Şimdi burada ilişki paranoyalarımı yazarsam çok kendimden bahsedeceğim belki de bir kaç tüyo vereceğimden inanılmaz şekilde korkarak, bana dayatılan çok sevildiğim ya da sevdiğim her ilişki nihayete erdiğinden bunlar hakkında konuşmamayı yeğliyorum.
O yüzdendir ki sevmiyorum müzesine gidip güzelce çizilmiş resimleri seyredalmayı.
Ve SEVMİYORUM FOTOĞRAF GİBİ ÇİZİLMİŞ TABLOLARI...
Çünkü gerçek tüm güzelliğiyle ve bazen inanılmaz acı verici olarak zaten karşımda ve her şekilde "apaçık" duruyor. Benim ilgimi çeken o iç dünyamdaki, gösteremediğim ve dahi kelimelerle betimleyemediğim o ruh huzursuzluğumu adamın birinin çıkıp da çizebilmesi ve bunu doğa üstü özelliklere sahip olmadan sadece bilinçaltına açık, dış dünyaya yarı kapalı algılarla yapabilmesi. O çoğu kişiyi rahatsız eden çizgileri benim tam kalbimi avuçlayıp kanlarını akıta akıta sıkarken tek hissetiğim şey, göremediğim ve her yanımı kaplayan gerçeklik, eriyen zaman, ölen ikizin yumurtası.

HER ZAMAN GÜLEMEM Kİ BEN...

İspanya'ya yolunuz düşerse muhakkak Dali Müzesi gezilmeli. Beni tek korkutan şey gerçek huzurun içimde olması ve onu hiç dışarı çıkartamayıp, onunla birlikte ölecek olmak...

Saatler teknik bir ölçü birimi değil, elde tutulamayan, kaygan soyur bir kavram sadece...


Mücevherim allı pullu kelebekler değil de sade bir deniz yıldızı olabilirdi, tabi sonradan mekanik atan kalbi görmeseydim...

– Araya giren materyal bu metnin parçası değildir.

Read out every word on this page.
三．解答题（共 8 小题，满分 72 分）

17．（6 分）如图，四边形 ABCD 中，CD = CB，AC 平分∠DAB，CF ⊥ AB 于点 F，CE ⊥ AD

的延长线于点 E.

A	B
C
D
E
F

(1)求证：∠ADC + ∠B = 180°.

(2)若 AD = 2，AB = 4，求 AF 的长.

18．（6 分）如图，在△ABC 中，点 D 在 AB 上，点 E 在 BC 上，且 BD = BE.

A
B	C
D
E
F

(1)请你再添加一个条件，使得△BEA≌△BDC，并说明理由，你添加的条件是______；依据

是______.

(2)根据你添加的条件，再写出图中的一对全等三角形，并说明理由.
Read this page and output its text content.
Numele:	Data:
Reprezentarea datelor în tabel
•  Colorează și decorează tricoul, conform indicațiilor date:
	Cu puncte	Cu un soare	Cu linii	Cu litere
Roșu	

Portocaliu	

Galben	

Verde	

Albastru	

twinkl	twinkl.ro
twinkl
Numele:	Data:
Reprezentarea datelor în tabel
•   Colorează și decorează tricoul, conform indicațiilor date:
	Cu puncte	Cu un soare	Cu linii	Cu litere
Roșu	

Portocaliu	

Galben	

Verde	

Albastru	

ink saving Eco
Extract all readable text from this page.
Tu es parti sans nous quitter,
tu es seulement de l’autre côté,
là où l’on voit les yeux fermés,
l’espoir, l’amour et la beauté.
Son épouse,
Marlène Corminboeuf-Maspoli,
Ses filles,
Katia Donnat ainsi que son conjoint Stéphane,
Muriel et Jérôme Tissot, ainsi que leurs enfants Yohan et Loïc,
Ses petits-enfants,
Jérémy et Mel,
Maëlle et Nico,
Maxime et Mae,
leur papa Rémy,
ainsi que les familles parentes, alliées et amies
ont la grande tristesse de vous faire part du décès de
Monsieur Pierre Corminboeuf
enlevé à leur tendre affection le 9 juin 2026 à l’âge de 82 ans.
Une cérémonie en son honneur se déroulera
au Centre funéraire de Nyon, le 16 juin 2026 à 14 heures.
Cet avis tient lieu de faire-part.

Nefes alıp veren mücevher...

İçimde doğamayan benden başka düşünen bir ben. Hepimiz kendi hapsimizdeyiz.
 


4 yorum:

  1. Resimden pek anlamam. Hatta hiç anlamam. Ama anladığım bir şey varsa o da Dali'nin bir "dahi" olduğu. Hem İstanbul'da hem de Ankara'daki sergilerini gezme fırsatı elde etmiştim. Gerçekten sıradışı bir adam. Keşke yolum İspanya'ya düşse :(

    YanıtlaSil
  2. ben de sergisine gitmistim ve hayran kalmıstım, o zamandan beri daliyi severim.

    seni mimledim!

    http://smektepli.blogspot.com/2013/02/mim-len-dim.html

    YanıtlaSil
  3. "Ve SEVMİYORUM FOTOĞRAF GİBİ ÇİZİLMİŞ TABLOLARI..." Bu koca cümleye tam olarak katılamam belki ama gerisini okuyunca içime hani şu eti reklam şarkısının melodisiyle bende! bende! bende !!! diye bağıran bir şeyler doluştu.=)
    Aklımı okur gibi döktürmüşsün ya..somurtkanlığıma bir gülümseyiş ekledin.